For that reason I would like to record my thanks for the spirited attempts to pour the cold water of reason on these almost daily accusations.

It's been tough doing this, I know … but some people have been incredibly brave.

However, because of that very touching support and bravery, I think it's really time to put the record straight. I can't bear to see friends and supporters going to such immense lengths on our behalf when ultimately, I know, the truth would eventually come out.

This is why I've decided that my New Year's resolution for 2013 would be to confess everything.

The truth

You see, it's all true.

Those brave Christian guys have been right on the money. They've been pilloried for speaking out all this time. But they were right.

My mates and I really are involved in a massive global conspiracy of truly gigantic proportions.

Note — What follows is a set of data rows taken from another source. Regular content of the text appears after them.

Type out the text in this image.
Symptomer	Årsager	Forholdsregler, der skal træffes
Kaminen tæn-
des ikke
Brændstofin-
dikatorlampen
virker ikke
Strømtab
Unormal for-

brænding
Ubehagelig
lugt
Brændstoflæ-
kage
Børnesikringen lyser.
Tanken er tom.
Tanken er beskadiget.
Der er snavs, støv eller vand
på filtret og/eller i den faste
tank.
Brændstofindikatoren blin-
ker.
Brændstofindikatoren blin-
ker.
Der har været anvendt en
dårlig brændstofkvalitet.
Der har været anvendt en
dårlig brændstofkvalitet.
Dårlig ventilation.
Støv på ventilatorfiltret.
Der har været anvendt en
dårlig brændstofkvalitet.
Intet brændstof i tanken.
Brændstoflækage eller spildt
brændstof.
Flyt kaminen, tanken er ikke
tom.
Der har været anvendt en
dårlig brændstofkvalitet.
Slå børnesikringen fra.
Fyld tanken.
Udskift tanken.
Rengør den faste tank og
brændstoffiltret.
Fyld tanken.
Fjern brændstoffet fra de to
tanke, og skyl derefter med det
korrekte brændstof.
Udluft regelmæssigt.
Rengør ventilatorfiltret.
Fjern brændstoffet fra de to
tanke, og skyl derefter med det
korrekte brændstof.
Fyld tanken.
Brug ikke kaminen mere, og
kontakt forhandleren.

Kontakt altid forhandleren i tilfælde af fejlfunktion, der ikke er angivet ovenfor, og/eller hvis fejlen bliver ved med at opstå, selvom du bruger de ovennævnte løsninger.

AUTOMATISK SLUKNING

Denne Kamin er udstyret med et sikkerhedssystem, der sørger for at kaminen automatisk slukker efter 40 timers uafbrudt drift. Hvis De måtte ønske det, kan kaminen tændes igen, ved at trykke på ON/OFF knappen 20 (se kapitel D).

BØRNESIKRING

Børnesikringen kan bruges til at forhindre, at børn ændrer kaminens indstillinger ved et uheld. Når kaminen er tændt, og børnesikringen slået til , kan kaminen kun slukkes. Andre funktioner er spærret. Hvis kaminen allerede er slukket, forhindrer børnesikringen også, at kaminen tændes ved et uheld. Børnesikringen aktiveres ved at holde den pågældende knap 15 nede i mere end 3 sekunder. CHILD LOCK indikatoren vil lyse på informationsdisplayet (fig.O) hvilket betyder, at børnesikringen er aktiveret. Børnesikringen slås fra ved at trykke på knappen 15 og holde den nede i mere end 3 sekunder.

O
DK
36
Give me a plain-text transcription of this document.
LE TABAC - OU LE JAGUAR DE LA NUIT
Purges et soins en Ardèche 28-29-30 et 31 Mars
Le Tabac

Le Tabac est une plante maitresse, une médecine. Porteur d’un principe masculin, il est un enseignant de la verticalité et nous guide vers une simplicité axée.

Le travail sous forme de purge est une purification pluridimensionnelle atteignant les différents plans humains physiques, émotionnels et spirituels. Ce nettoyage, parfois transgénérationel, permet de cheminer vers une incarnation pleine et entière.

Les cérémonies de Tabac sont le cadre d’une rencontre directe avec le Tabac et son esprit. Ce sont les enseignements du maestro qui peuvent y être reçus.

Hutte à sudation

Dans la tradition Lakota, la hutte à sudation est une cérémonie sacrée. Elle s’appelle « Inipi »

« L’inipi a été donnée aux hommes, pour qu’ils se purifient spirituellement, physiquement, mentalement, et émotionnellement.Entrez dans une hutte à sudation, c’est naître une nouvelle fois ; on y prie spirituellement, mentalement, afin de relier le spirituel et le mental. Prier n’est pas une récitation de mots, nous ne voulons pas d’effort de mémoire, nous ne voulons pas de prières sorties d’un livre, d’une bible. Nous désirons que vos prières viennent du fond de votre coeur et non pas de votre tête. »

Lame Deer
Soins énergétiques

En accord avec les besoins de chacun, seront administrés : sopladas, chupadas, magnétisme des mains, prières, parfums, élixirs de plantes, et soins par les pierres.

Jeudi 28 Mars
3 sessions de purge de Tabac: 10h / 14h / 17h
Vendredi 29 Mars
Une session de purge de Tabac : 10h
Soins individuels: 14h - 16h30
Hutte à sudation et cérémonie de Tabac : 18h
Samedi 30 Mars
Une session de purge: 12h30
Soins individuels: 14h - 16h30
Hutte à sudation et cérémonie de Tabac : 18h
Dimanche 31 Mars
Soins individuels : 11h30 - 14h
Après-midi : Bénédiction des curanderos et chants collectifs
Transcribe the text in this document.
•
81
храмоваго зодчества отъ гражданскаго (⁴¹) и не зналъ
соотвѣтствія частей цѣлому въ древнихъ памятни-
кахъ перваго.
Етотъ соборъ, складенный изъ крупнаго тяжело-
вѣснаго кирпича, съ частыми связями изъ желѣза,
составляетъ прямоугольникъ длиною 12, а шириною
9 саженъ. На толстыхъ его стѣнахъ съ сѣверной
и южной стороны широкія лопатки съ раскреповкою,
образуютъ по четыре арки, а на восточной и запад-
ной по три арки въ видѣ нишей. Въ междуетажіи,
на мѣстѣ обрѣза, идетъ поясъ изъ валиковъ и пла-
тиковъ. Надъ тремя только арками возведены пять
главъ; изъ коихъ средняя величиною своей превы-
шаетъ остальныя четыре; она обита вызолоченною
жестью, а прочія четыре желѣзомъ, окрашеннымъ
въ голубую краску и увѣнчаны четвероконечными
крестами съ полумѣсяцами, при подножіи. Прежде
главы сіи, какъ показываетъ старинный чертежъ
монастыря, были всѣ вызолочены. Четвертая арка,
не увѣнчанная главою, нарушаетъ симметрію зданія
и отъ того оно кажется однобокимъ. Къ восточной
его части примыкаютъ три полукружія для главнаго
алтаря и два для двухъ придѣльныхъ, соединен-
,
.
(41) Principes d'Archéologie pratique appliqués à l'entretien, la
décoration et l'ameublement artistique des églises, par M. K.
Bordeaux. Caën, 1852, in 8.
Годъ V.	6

I've just come back from the Northern Regional Bunker, where even now gays, lesbians and occasional bisexuals stand over map tables plotting the end of days and the coming of the antichrist.

As a key representative of the transgender underground network I've been collecting the orders to pass on to my own troops.

War footing

Our commander in chief, General Stephen Fry, says this will be the year of the "Big Push" and that we are now on a war footing.

Troops will be positioned stealthily across the globe and, on the signal, will kiss people of the same sex, so as to weaken the foundations of society's institutions.

Elite same sex kissers will form pairs … targeting and bringing down any families they catch in their sights.

Families will be first

Gender transgressors will advance on the heart of society and bring an end to all reproduction by threatening the natural order.

My own specially trained platoon of beautiful transsexual women will trick fine redneck men into having sex … turning them instantly homosexual without their knowledge.

Gays and transsexuals will form sham families, adopt your children and turn them gay and transsexual too.

Behind the lines, a crack corps of LGBT entertainers will corrupt the rest of the world's children and provoke the wrath of God upon the innocents. God will slaughter them for letting us advance.

It will be swift. It will be unrelenting. We will not rest until heterosexual society has been destroyed and the human race is on its knees.

Sorry

I'm sorry if this will harm some of my friends who have the misfortune to be on the wrong side. However, when you are part of such a big and determined conspiracy it's really not easy to stop. Nazis would understand.

Please just rest assured that the end will be swift and incredibly creative. There will be some fab music and art.

Really, however, we've known for a long time that you and we could not carry on occupying the same planet for much longer.

Someone would have to go. And we decided that it's going to be YOU.